Back in the 1960s when I was in college and seminary, I worked part time for 2 different grocery stores. I do not remember seeing Papayas in the produce sections. We moved to El Paso, Texas in 1973. I saw Papayas in the grocery stores of El Paso and Juarez, Mexico, but I never bought one. In 1982, we flew to Chihuahua City, Mexico to spend the night before taking the train to Copper Canyon. That morning the waiter at the motel restaurant suggested I try the Papaya halves with squeezed lime juice. They were sweet, flavorful, and delicious. Since then, I have bought Papayas both in El Paso and here in Rockport, Texas. 

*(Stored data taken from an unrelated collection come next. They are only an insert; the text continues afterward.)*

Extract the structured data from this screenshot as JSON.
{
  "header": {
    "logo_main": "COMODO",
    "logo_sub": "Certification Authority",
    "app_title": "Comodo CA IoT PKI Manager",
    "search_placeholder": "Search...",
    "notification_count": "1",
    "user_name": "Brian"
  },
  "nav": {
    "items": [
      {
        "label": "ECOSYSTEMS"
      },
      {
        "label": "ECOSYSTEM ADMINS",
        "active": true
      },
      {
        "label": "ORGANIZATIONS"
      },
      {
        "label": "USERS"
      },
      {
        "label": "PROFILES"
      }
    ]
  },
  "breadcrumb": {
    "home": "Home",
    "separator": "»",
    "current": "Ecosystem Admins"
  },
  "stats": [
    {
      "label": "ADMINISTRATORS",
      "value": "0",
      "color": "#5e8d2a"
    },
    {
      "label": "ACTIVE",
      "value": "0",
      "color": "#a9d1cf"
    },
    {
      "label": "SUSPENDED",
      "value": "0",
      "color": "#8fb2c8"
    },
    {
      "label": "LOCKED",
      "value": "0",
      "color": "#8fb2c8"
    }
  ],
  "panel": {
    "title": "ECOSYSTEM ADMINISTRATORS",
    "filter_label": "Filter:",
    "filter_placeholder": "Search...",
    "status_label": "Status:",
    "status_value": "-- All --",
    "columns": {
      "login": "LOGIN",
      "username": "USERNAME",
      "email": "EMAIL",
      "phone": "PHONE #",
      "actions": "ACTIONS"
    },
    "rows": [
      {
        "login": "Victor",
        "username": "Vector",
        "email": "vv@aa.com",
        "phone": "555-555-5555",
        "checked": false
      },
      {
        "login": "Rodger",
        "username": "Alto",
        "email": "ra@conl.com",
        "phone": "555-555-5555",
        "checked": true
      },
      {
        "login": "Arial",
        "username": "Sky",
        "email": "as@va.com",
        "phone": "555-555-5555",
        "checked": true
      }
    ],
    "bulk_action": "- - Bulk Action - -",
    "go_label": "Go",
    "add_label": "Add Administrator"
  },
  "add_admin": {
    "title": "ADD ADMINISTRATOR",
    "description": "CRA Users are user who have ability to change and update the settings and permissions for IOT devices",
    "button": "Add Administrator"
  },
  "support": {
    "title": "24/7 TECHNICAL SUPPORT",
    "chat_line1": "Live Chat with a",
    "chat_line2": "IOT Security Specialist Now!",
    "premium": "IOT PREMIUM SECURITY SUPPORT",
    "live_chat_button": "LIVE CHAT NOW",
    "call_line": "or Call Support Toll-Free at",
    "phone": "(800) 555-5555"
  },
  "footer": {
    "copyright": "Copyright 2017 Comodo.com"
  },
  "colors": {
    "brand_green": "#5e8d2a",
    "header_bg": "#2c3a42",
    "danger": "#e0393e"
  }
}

Carica Papaya are a tropical tree herb that dies when the temperature drops below 32 degrees. The tree can grow from 8’ to 30’ and live for several years. The Mexican variety can grow to football size or larger with blunt pointed ends, weighs from 2-13 lbs., and has a yellow orange sunlit color when ripe. There is also am Hawaiian variety that is about the size of a man’s hand, pear shaped, and turns yellow when ripe. The ones I have eaten are not as sweet or flavorful as the Mexican variety.

The fruit has a musky melon like taste with a butter like consistency. It is one of the healthiest fruits a person can eat. It has antioxidant nutrients like Vitamins A, B, C with carotenes, and minerals like potassium, copper, and magnesium, plus fiber and a digestive enzyme. This enzyme helps a person loose weight, tenderizes meat, and begins to break down the skin of the Papaya when it is ripe. The black seeds inside the hollow center have a peppery taste. The skin is eatable and is used as an anti-wrinkle crème.

Papaya are best bought partially green and allowed to ripen at room temperature. It can be eaten in halves with lime juice after scrapping out the black seed. I like it with yogurt and in fruit salads. It can also be dried.

The seed sprout readily. I have had several sprout in my compost pile. However, the ones that have grown around my garden have been volunteers. The first two grew to about 20 feet high. Their fruit was so-so. We had a freeze around 2014 and they rotted to a mess within a week. This year I had one that came up next to my garden shed. It only got rain in a drought year. It grew to 7’ and produced round soft ball sized fruit that were deep orange and delicious. The raccoons got to some of the first fruit, so I had to pick them when I first saw a yellow tint.

There are two Papaya trees between the Myers Lemon tree and the Mexican Lime that blew over in Hurricane Harvey but grew back slowly. Since those trees are on the drip irrigation system, the Papayas trees grew to 16’ this year and produced yellow Hawaiian Papayas. Another Papaya tree came up behind my garden where I put some of the dead garden plants in a low spot. I have eaten 4 of the Papayas from it and there are 6-8 more. I will need to carry a latter back there to get them.